Стал Палей сочную ягоду искать кисточкой. А Люлех показывает свой ларец:
— Дядя Савелий, а на моем ларце заметна ли умелинка?
— Пока не вижу живой умелинки. Что это за ручеек? Журчит он или спит? Нет, ягненок и волк так не встречаются. Больно уж у ягненка глаза страшны, а у волка слишком ласковы, — показывает Савелий.
— А и правда, дядя Савелий… Как же это я сам не догадался?
— Ты нарисуй такого ягненка, чтобы живой волк его искал, — требует наставник.
Еще месяц прошел. Куда получше стало художество на ларцах: рисовкой краше, тоньше и красками богаче.
— Дядя Савелий, ну как теперь ягода малинка, сочна? — Палей показывает свой ларец.
— И красна и сочна, а вот что она вкусна — этого еще не видно. А медведь-то, видишь, как на нее зарится. Значит, эта ягода должна быть еще привлекательнее, — сказал Савелий.
— Чего же не хватает?
— А вот чего: не вижу, что она теплая, солнцем согретая.

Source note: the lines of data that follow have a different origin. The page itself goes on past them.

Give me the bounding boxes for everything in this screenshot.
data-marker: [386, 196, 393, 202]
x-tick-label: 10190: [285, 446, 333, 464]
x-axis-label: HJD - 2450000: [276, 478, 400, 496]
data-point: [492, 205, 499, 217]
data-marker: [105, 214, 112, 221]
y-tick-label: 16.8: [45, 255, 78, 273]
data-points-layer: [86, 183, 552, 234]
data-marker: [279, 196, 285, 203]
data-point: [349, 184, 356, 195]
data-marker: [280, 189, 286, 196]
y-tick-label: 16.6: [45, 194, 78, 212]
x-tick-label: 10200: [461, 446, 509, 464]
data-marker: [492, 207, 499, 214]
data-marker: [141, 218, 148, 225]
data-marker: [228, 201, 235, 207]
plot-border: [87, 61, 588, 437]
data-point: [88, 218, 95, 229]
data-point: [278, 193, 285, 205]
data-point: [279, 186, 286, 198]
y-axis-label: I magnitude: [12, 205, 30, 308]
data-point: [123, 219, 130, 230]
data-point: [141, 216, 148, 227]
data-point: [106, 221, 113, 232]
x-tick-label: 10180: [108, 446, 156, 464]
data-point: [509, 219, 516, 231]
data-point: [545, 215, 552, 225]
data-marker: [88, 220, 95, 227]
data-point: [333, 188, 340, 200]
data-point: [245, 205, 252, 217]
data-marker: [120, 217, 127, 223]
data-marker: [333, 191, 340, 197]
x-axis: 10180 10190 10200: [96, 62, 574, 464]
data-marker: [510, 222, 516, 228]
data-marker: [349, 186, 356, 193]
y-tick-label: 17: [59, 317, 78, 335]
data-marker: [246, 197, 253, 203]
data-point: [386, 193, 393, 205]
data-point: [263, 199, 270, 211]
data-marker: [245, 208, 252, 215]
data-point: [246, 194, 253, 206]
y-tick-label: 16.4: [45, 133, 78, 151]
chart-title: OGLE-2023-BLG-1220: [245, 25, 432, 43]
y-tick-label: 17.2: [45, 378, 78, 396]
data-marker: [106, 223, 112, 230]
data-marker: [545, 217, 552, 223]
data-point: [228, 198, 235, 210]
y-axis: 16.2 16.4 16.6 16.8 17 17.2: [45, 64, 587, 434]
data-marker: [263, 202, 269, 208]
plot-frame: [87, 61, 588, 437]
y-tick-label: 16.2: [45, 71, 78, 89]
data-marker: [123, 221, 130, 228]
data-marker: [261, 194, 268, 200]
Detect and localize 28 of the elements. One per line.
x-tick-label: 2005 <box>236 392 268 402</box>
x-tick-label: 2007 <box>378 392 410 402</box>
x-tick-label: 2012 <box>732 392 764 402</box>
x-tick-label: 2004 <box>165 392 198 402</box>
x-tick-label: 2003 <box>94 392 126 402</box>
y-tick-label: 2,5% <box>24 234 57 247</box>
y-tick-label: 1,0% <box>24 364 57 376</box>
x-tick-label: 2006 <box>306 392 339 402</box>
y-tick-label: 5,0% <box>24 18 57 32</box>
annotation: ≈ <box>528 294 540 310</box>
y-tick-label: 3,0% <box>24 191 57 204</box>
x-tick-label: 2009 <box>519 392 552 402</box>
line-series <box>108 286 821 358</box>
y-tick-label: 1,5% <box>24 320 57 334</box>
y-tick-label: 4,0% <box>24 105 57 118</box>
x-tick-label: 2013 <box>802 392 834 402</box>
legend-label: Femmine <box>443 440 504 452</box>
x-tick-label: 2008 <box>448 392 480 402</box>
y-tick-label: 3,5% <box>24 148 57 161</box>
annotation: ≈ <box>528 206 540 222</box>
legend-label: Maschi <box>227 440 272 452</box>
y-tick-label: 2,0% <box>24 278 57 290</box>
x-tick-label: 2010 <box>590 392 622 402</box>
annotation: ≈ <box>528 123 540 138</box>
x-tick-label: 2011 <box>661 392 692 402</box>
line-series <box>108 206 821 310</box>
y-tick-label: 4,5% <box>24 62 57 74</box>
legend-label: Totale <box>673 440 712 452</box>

— Разве кистью это можно передать? — удивился Палей.
— Попытайся… Ты ее не только краской согревай, но и смекалкой, — подсказывает учитель.
Снова Палей — за свой ларец. А Люлех ставит на стол свой:
— Теперь, кажись, у меня здорово получилось?
— Здорово, да не очень, — говорит Савелий, сам повертывает ларец и так и этак. — Совсем не видно, что ягненок в жаркий день вышел напиться к ручью.
— А где же жару-то взять? Жара у солнца, — усмехается Люлех.
— Не только у солнца. Жара есть и в краске. Ты вот так ее положи, чтобы я видел, что дело было, допустим, в страду, — наставляет старик.
Люлех покачал головой, начал все сызнова. Теперь он понял, что значит не любить безделинку, а любить умелинку. Но умелинка не мотылек, сама не прилетит.